Jak powiedział, losy dziadków nie znaczą, że w jego rodzinie nie było nikogo, kto współpracował z poprzednim reżimem.

Były takie osoby, ale w dalszej rodzinie. Należały one do PZPR, niektóre z nich donosiły. Ja jednak identyfikuję się z tradycją moich dziadków. Identyfikuję się z postawą mojego ciotecznego dziadka, który został wydany przez kolegę. Zginął w Warszawie na Powązkach. Ten kolega został złamany przez SS i wydał mojego dziadka. Mój dziadek nie wydał nikogo. Został zamęczony i spoczywa w Palmirach. To jest właśnie ta tradycja, która mnie zobowiązuje.
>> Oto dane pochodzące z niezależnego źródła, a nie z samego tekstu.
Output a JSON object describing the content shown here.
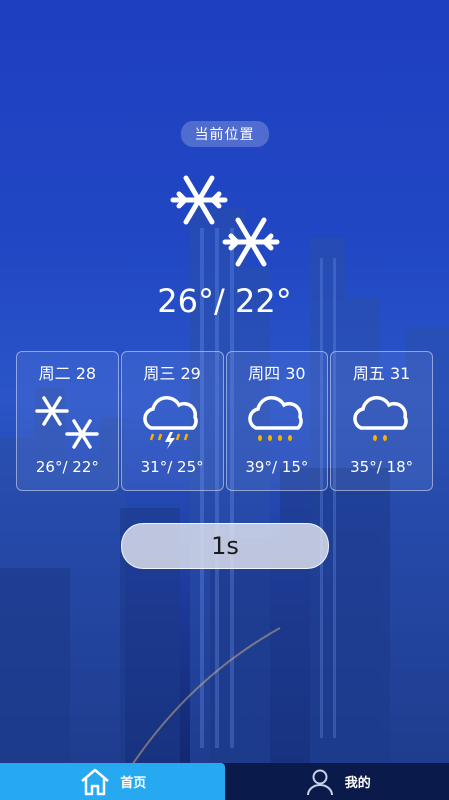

Nie jest to jednak tradycja tych, którzy donosili, także moich rodaków, rodziny, przyjaciół mojego dziadka itd.

— dobitnie nawiązywał do swej wypowiedzi.

Mojej mamie odmówiono, na przykład, prawa do habilitacji w chwili, gdy odmówiła wstąpienia do partii. Z drugiej strony, w mojej rodzinie były osoby publiczne, pełniące bardzo ważne funkcje, które należały do PZPR i to one najbardziej piętnowały moją mamę z takiego powodu, że odmówiła wstąpienia do partii. Taka sytuacja mogła zagrozić ich karierom. Moim zdaniem, opisane dwie tradycje ścierają się w naszym kraju

— uzupełnił.

Podkreślał, że każdy ma prawo uczestniczyć w manifestacjach i wyrażać swoje poglądy, bo o to walczyliśmy.

Dziwi mnie jednak, jeśli dzieje się to w sytuacji, gdy do obrony własnych argumentów używa się manipulacji polegającej na tym, iż gloryfikuje się metody działania służb specjalnych PRL. Jeżeli ktoś chce gloryfikować Wałęsę jako wielkiego bohatera, który stanął na czele zrywu i wielkiego ruchu „Solidarność”, bardzo proszę. Nie może być jednak tak, że gloryfikowane są jego haniebne uczynki. I właśnie do tego się odnosiłem w mojej wypowiedzi, do tego haniebnego postępowania

— mówił.

Swego rodzaju moralitet Żalka mocno podziałał na komisję. Bez sprzeciwu postanowiono odłożyć rozpatrywanie wniosku o ukaranie posła. Przed wydaniem werdyktu posłowie Komisji Etyki Poselskiej mają zapoznać się z całą wypowiedzią posła, a nie opierać się jedynie na wyrwanym z kontekstu jednym zdaniu. A chodzi o kontekst znamienny.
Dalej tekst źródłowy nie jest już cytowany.